GAROFALO: I don’t know. I would hate to say yes, because that makes me sound horrible.

DILLER: No it doesn’t. I think you have to be a born comic.

GAROFALO: By fifth grade, I knew I wanted to be involved in comedy because I was such a die-hard Woody Allen fan, and I have clear memories of Albert Brooks in The Odd Couple. Then, as I got a bit older, I loved Catherine O’Hara, Andrea Martin, Bill Murray, and Sandra Bernhard.

DILLER: It’s far more difficult to make people laugh than it is to make them cry.

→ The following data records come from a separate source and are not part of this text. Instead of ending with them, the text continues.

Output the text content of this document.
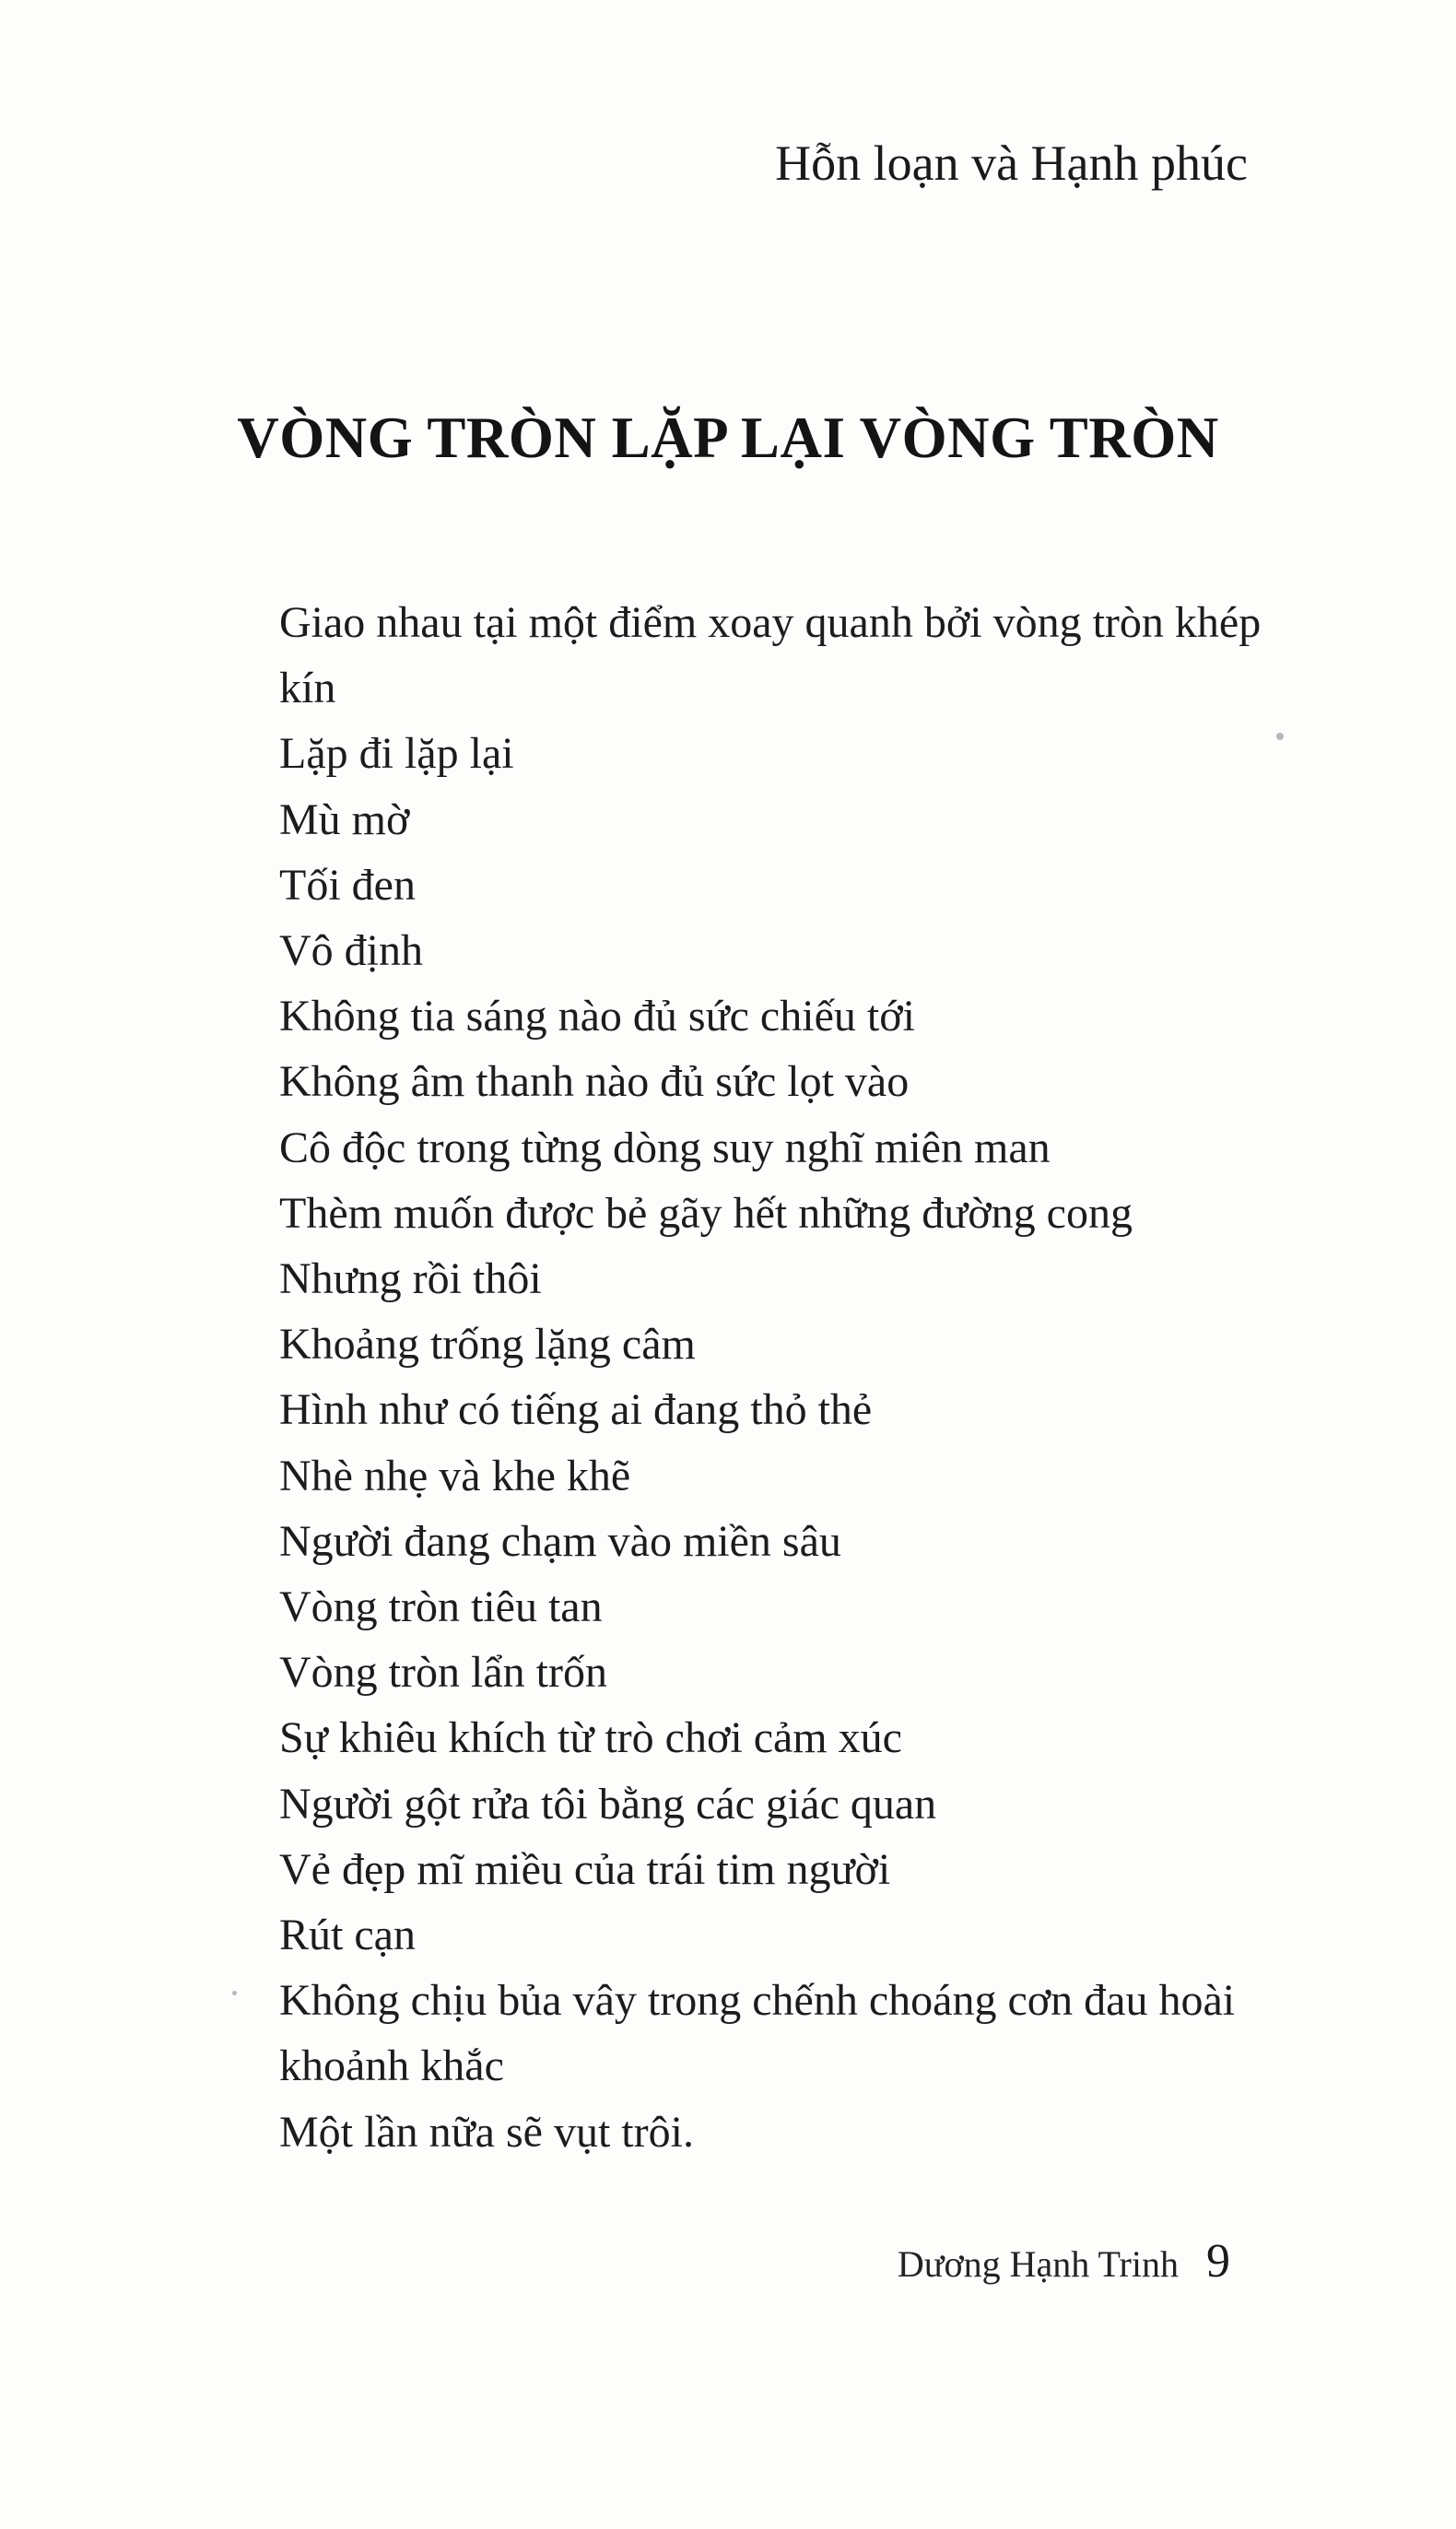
Hỗn loạn và Hạnh phúc
VÒNG TRÒN LẶP LẠI VÒNG TRÒN
Giao nhau tại một điểm xoay quanh bởi vòng tròn khép
kín
Lặp đi lặp lại
Mù mờ
Tối đen
Vô định
Không tia sáng nào đủ sức chiếu tới
Không âm thanh nào đủ sức lọt vào
Cô độc trong từng dòng suy nghĩ miên man
Thèm muốn được bẻ gãy hết những đường cong
Nhưng rồi thôi
Khoảng trống lặng câm
Hình như có tiếng ai đang thỏ thẻ
Nhè nhẹ và khe khẽ
Người đang chạm vào miền sâu
Vòng tròn tiêu tan
Vòng tròn lẩn trốn
Sự khiêu khích từ trò chơi cảm xúc
Người gột rửa tôi bằng các giác quan
Vẻ đẹp mĩ miều của trái tim người
Rút cạn
Không chịu bủa vây trong chếnh choáng cơn đau hoài
khoảnh khắc
Một lần nữa sẽ vụt trôi.
Dương Hạnh Trinh 9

GAROFALO: Oh, absolutely. Although, having said that, these days it seems far too easy to make most of the populace laugh. If you look at some of the comics who are successful, there’s obviously an easily amused audience out there that keeps certain things high in the ratings. I look at these movies and TV shows and wonder, “What is funny here?” I don’t understand.

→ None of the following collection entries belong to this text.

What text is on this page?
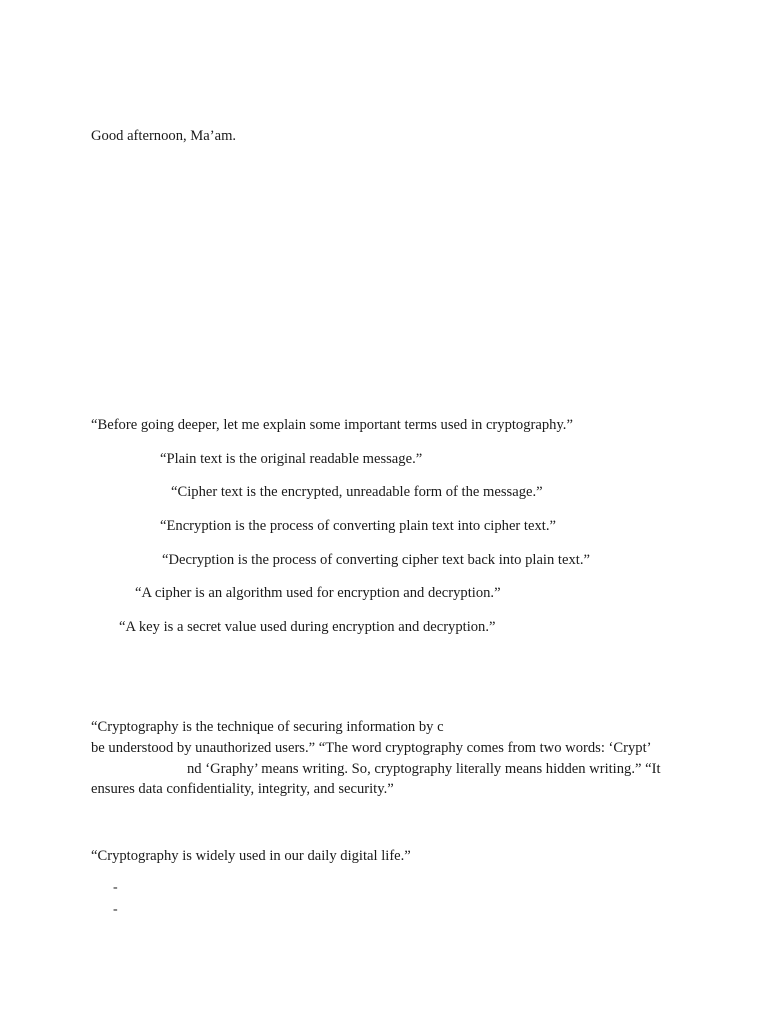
Good afternoon, Ma’am.
“Before going deeper, let me explain some important terms used in cryptography.”
“Plain text is the original readable message.”
“Cipher text is the encrypted, unreadable form of the message.”
“Encryption is the process of converting plain text into cipher text.”
“Decryption is the process of converting cipher text back into plain text.”
“A cipher is an algorithm used for encryption and decryption.”
“A key is a secret value used during encryption and decryption.”
“Cryptography is the technique of securing information by c
be understood by unauthorized users.” “The word cryptography comes from two words: ‘Crypt’
nd ‘Graphy’ means writing. So, cryptography literally means hidden writing.” “It
ensures data confidentiality, integrity, and security.”
“Cryptography is widely used in our daily digital life.”
-
-
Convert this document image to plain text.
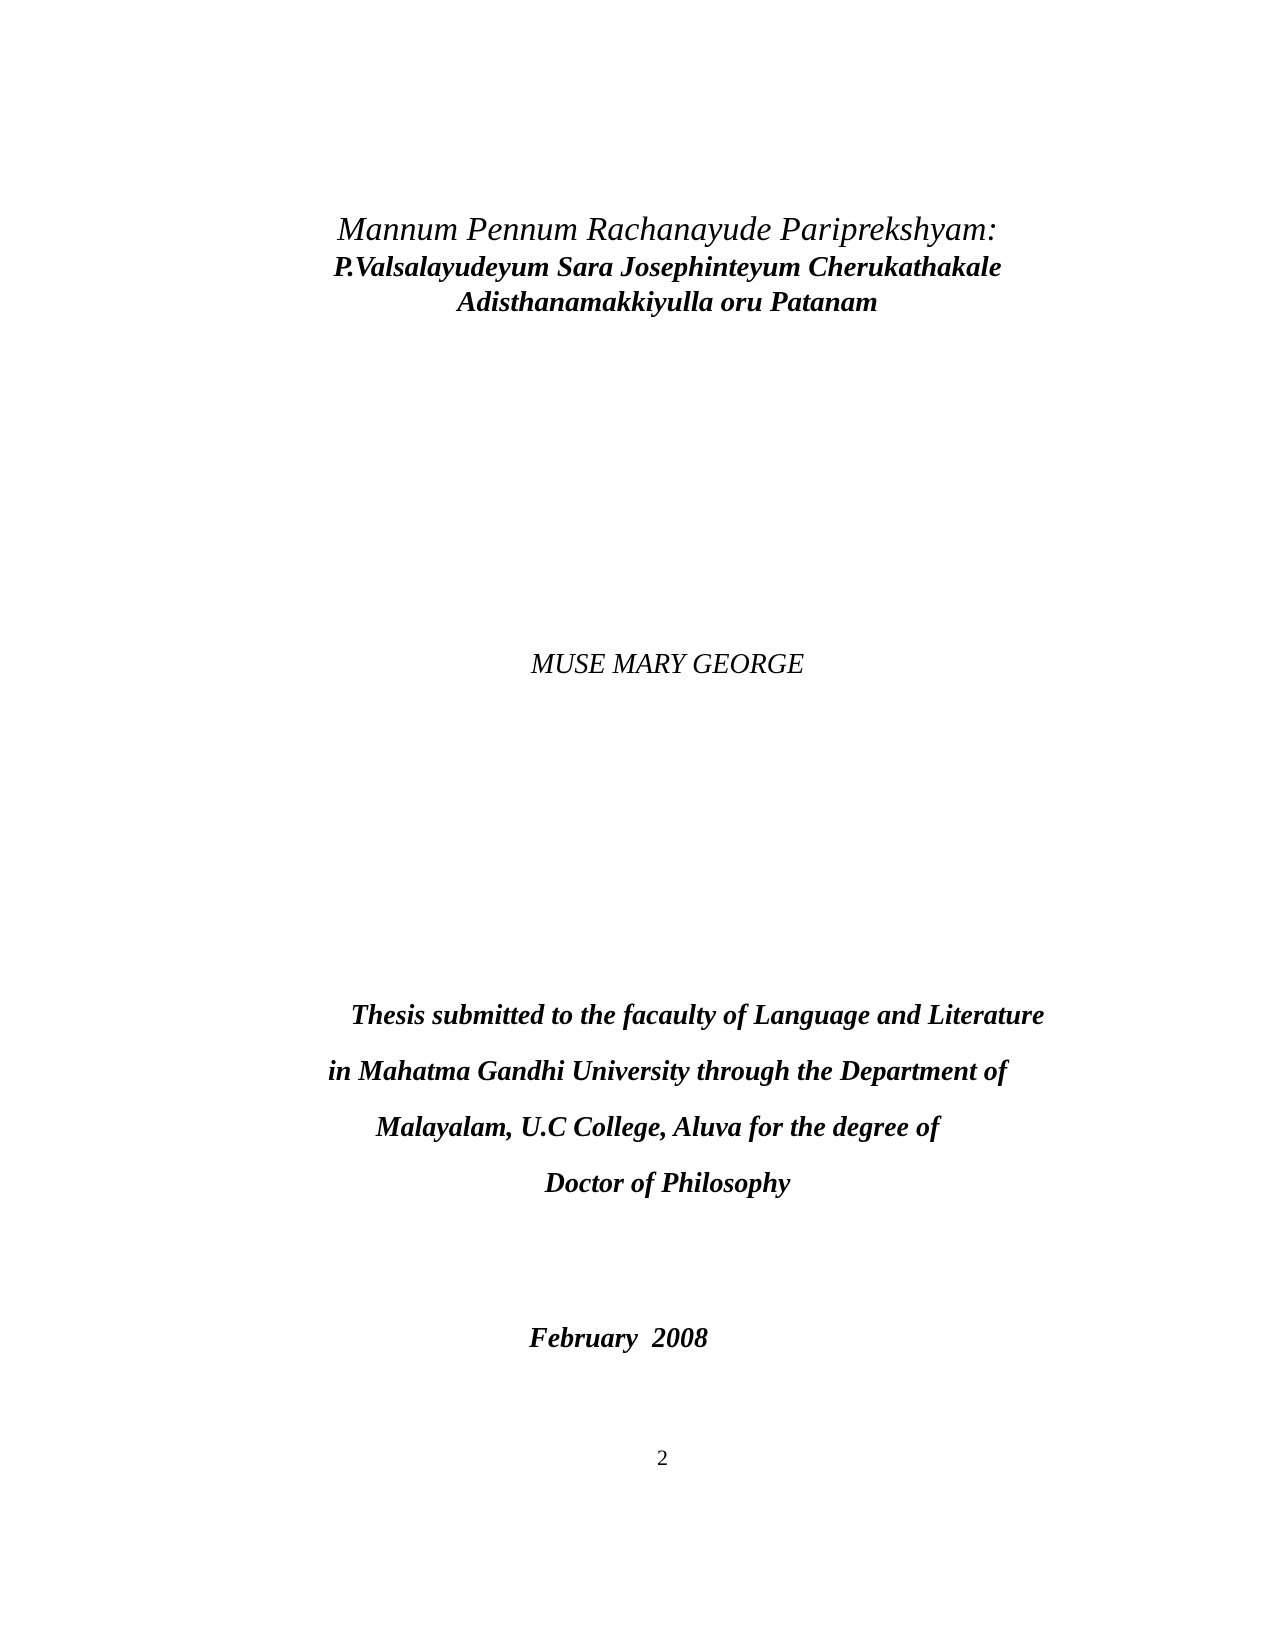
Mannum Pennum Rachanayude Pariprekshyam:
P.Valsalayudeyum Sara Josephinteyum Cherukathakale
Adisthanamakkiyulla oru Patanam
MUSE MARY GEORGE
Thesis submitted to the facaulty of Language and Literature
in Mahatma Gandhi University through the Department of
Malayalam, U.C College, Aluva for the degree of
Doctor of Philosophy
February  2008
2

DILLER: Television’s another reason it’s so hard to get started now as a comic. With 60 channels, you’re spread too thin. Unless you can do some dynamite thing like get caught with a hooker, have a murder in the family, or come back from dope, you know, people will just click, click, click right by. I mean, I didn’t really know Hugh Grant’s name until Divine Brown.

GAROFALO: Actually, I did. The thing that kills me about that was his act of contrition—looking like a hurt puppy on Leno and all that. I really think there’s nothing wrong with one adult paying another consenting adult money for fellatio. He should have said, “If you don’t want to like me anymore, don’t go see my movies. I’m not gonna tell you to live your life, and you can’t tell me how to live mine.”

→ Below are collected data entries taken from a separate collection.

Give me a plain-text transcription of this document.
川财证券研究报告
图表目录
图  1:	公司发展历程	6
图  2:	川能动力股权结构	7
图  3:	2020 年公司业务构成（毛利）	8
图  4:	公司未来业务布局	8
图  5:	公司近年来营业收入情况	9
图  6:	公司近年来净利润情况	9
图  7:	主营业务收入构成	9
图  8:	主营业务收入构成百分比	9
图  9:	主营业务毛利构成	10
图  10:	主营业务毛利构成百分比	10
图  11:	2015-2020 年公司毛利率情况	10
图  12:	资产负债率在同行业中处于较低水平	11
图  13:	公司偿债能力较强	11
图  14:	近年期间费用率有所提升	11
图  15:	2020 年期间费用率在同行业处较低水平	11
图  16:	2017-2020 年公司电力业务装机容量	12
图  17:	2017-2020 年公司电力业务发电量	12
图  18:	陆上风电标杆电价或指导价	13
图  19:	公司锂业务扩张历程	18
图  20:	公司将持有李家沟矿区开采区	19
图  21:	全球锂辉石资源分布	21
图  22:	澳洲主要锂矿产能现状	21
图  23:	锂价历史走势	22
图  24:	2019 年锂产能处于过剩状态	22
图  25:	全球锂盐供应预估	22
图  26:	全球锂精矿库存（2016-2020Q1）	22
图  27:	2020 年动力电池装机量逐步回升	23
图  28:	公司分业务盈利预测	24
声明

DILLER: You’re really broad-minded. You know, Tony Randall and I were once doing a variety show together, and the first thing he said to me was something about fellatio. I don’t think I’d ever heard that word before, and I said, “I haven’t read much Shakespeare.”

GAROFALO: [laughs] But getting back to what we were saying about success, I tell you what, I would love to find out what it is like to be super wealthy.

DILLER: Oh god. I used to braid my hair into dollar signs. I thought about it all the time.

GAROFALO: I think about it all the time. And I want to have two or three kids. I want to start having them by the time I’m 35, though.

DILLER: Promise me you’ll breast-feed.

GAROFALO: All right, I will.

DILLER: It raises the IQ. Also, breast-feeding shrinks the uterus back to its original size. If you don’t shrink it back, it’s gonna be like an old purse.

GAROFALO: Well, I plan on trying to have two or three, whether it’s by nature or by adoption, with or without a husband.

DILLER: That’s good, because they’ll be very fortunate children.

GAROFALO: How do you know? How do you know I’m not a psycho?

DILLER: I can tell.

THIS INTERVIEW ORIGINALLY RAN IN THE MAY 1996 ISSUE OF INTERVIEW.